BY GABRIEL EWEPU
SINCE President Goodluck Jonathan made u-turn on national conference and set up a 13-man committee led by Senator Femi Okurounmu, to work out modalities for holding the dialogue, the polity has been awash with mixed views concerning the necessity or otherwise of the exercise.
Among those, who have opposed the idea and argued that it was tied to 2015 polls are All Progressives Congress (APC) Leader, Asiwaju Bola Ahmed Tinubu, Senator Babafemi Ojudu and some lawyers among others.
Those on the side of the President include Chief Ebenezer Babatope, former Minister of Transport and member of the Board of Trustees (BoT), Peoples Democratic Party, PDP, Chief Cliff Mbagwu, Evangelist Elliot Uko and some eminent Nigerians. Contributing to the debate, Mr. Christopher Onwukwe, said if the national conference can help arrest the current challenges plaguing the nation he was in support.
“If the national dialogue can tackle our present challenges as a nation, I support Mr. President’s sense of reasoning and concern. You know it is become has become a nightmare in our country as we have continued to live with the menace of insecurity; terrorism, kidnapping, and incessant strikes in virtually all the sectors, unemployment, power, and among others.
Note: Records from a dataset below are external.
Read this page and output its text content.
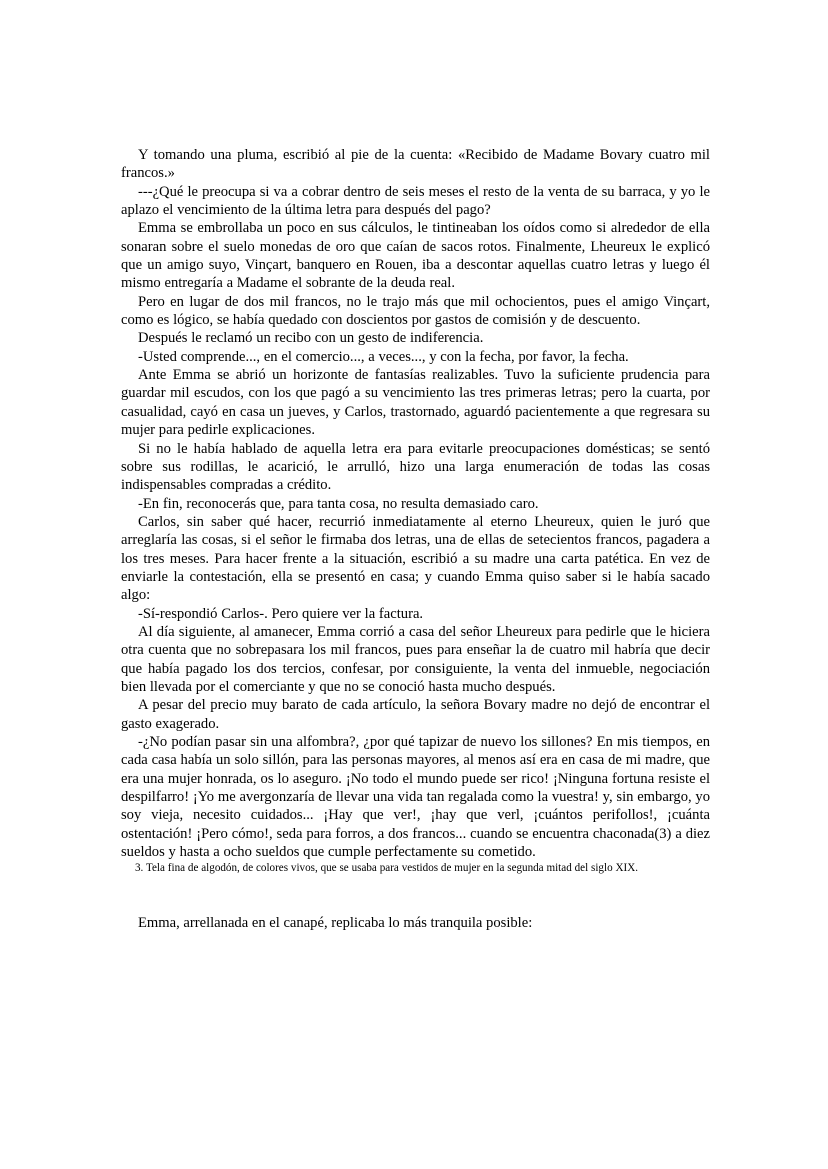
Y tomando una pluma, escribió al pie de la cuenta: «Recibido de Madame Bovary cuatro mil francos.»

---¿Qué le preocupa si va a cobrar dentro de seis meses el resto de la venta de su barraca, y yo le aplazo el vencimiento de la última letra para después del pago?

Emma se embrollaba un poco en sus cálculos, le tintineaban los oídos como si alrededor de ella sonaran sobre el suelo monedas de oro que caían de sacos rotos. Finalmente, Lheureux le explicó que un amigo suyo, Vinçart, banquero en Rouen, iba a descontar aquellas cuatro letras y luego él mismo entregaría a Madame el sobrante de la deuda real.

Pero en lugar de dos mil francos, no le trajo más que mil ochocientos, pues el amigo Vinçart, como es lógico, se había quedado con doscientos por gastos de comisión y de descuento.

Después le reclamó un recibo con un gesto de indiferencia.

-Usted comprende..., en el comercio..., a veces..., y con la fecha, por favor, la fecha.

Ante Emma se abrió un horizonte de fantasías realizables. Tuvo la suficiente prudencia para guardar mil escudos, con los que pagó a su vencimiento las tres primeras letras; pero la cuarta, por casualidad, cayó en casa un jueves, y Carlos, trastornado, aguardó pacientemente a que regresara su mujer para pedirle explicaciones.

Si no le había hablado de aquella letra era para evitarle preocupaciones domésticas; se sentó sobre sus rodillas, le acarició, le arrulló, hizo una larga enumeración de todas las cosas indispensables compradas a crédito.

-En fin, reconocerás que, para tanta cosa, no resulta demasiado caro.

Carlos, sin saber qué hacer, recurrió inmediatamente al eterno Lheureux, quien le juró que arreglaría las cosas, si el señor le firmaba dos letras, una de ellas de setecientos francos, pagadera a los tres meses. Para hacer frente a la situación, escribió a su madre una carta patética. En vez de enviarle la contestación, ella se presentó en casa; y cuando Emma quiso saber si le había sacado algo:

-Sí-respondió Carlos-. Pero quiere ver la factura.

Al día siguiente, al amanecer, Emma corrió a casa del señor Lheureux para pedirle que le hiciera otra cuenta que no sobrepasara los mil francos, pues para enseñar la de cuatro mil habría que decir que había pagado los dos tercios, confesar, por consiguiente, la venta del inmueble, negociación bien llevada por el comerciante y que no se conoció hasta mucho después.

A pesar del precio muy barato de cada artículo, la señora Bovary madre no dejó de encontrar el gasto exagerado.

-¿No podían pasar sin una alfombra?, ¿por qué tapizar de nuevo los sillones? En mis tiempos, en cada casa había un solo sillón, para las personas mayores, al menos así era en casa de mi madre, que era una mujer honrada, os lo aseguro. ¡No todo el mundo puede ser rico! ¡Ninguna fortuna resiste el despilfarro! ¡Yo me avergonzaría de llevar una vida tan regalada como la vuestra! y, sin embargo, yo soy vieja, necesito cuidados... ¡Hay que ver!, ¡hay que verl, ¡cuántos perifollos!, ¡cuánta ostentación! ¡Pero cómo!, seda para forros, a dos francos... cuando se encuentra chaconada(3) a diez sueldos y hasta a ocho sueldos que cumple perfectamente su cometido.

3. Tela fina de algodón, de colores vivos, que se usaba para vestidos de mujer en la segunda mitad del siglo XIX.

Emma, arrellanada en el canapé, replicaba lo más tranquila posible:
“That is why the national conference is needed, in order for every segment of the Nigerian society to meet and iron out these national problems staring at us. I hope it will be a solution to the challenges we have now and those who will represent us will tackle these issues on our behalf.
“My advice to those who will represent each state or ethnic group is that they should consult with people who are not politicians in their domain and report back to Mr. President. And I see this national conference addressing any negative occurrence in 2015 election,” Onwukwe added.
Meanwhile, a civil servant, Mr. Daniel Otodo, said: “For me, national conference will make no impact neither in the present economic realities in the country, nor in the future because all will end up in arguments and waste of time and resources.
“If the President still wants the conference to go on and Nigerians support it, let it be done at the local government level, like the town hall meeting. This will give the people at that level the opportunity to speak on what they feel in their own language, then to the state level before the federal level,” Otodo suggested.
There have been several national conferences before now, what those conferences could not address and solve include insecurity, marginalisation, ethno-religious crises, poverty, abuse of human rights, inequality, poverty, revenue generation, epileptic power supply, unemployment, impunity by political and religious leaders, corruption, political and religious violence and electoral offences.
Others include collapsed socio-economic infrastructure, environmental degradation, suspicion, fear and kidnapping among others.
The inability of past efforts to resolve these challenges raises the question: what can this national confab change? Only time will tell.